Building a model and applying it using Python
This tutorial process uses the 'Execute Python' operators to first build a decision tree model using the 'Deals' data and then applying it to the 'Deals Testset' data. Before using the data, it the nominal values are converted to unique integers. The first Python scripting operator 'build model' builds the model and delivers it to its output port. The second Python scripting operator 'apply model' applies this model to the testset, adding a column called prediction. After specifying the 'label' and 'prediction' columns with 'Set Role', the result can be viewed.
Creating a plot using Python and storing it in your repository
This tutorial process uses the 'Execute Python' operator to first fetch example data, then create a plot and return both to the output ports. Please store the process in your repository. The data are shown as example set and the plot is stored in the repository as image.

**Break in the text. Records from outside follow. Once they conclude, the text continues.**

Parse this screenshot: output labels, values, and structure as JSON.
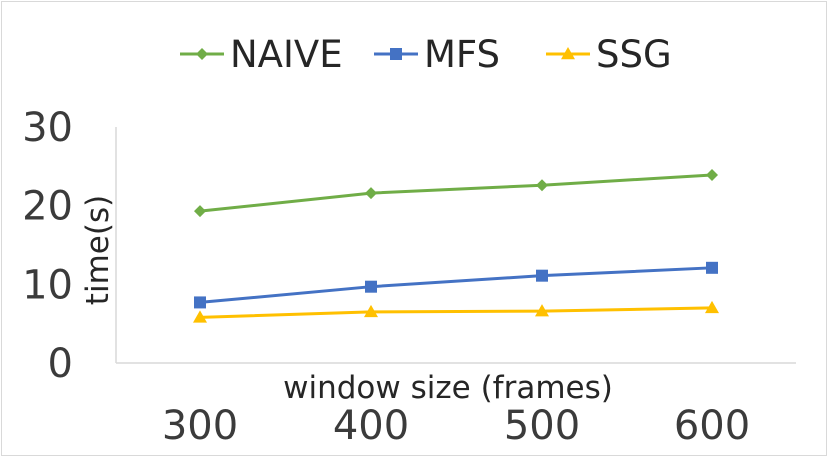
{
  "chart_data": {
    "type": "line",
    "title": "",
    "xlabel": "window size (frames)",
    "ylabel": "time(s)",
    "categories": [
      "300",
      "400",
      "500",
      "600"
    ],
    "ylim": [
      0,
      30
    ],
    "yticks": [
      "0",
      "10",
      "20",
      "30"
    ],
    "grid": false,
    "legend": "top",
    "series": [
      {
        "name": "NAIVE",
        "color": "#70ad47",
        "marker": "diamond",
        "values": [
          19.3,
          21.6,
          22.6,
          23.9
        ]
      },
      {
        "name": "MFS",
        "color": "#4472c4",
        "marker": "square",
        "values": [
          7.7,
          9.7,
          11.1,
          12.1
        ]
      },
      {
        "name": "SSG",
        "color": "#ffc000",
        "marker": "triangle",
        "values": [
          5.8,
          6.5,
          6.6,
          7.0
        ]
      }
    ]
  }
}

Reading an example set from a file using Python
This tutorial process uses the 'Execute Python' operator to save example data in a csv file. The second 'Execute Python' operator receives this file, reads the data and returns a part of the data to the output port. The result is an example set.
Meta data handling
This tutorial process shows how to access the meta data of incoming example sets inside a 'Execute Python' operator. It also explains how to set the meta data for the outcoming example sets.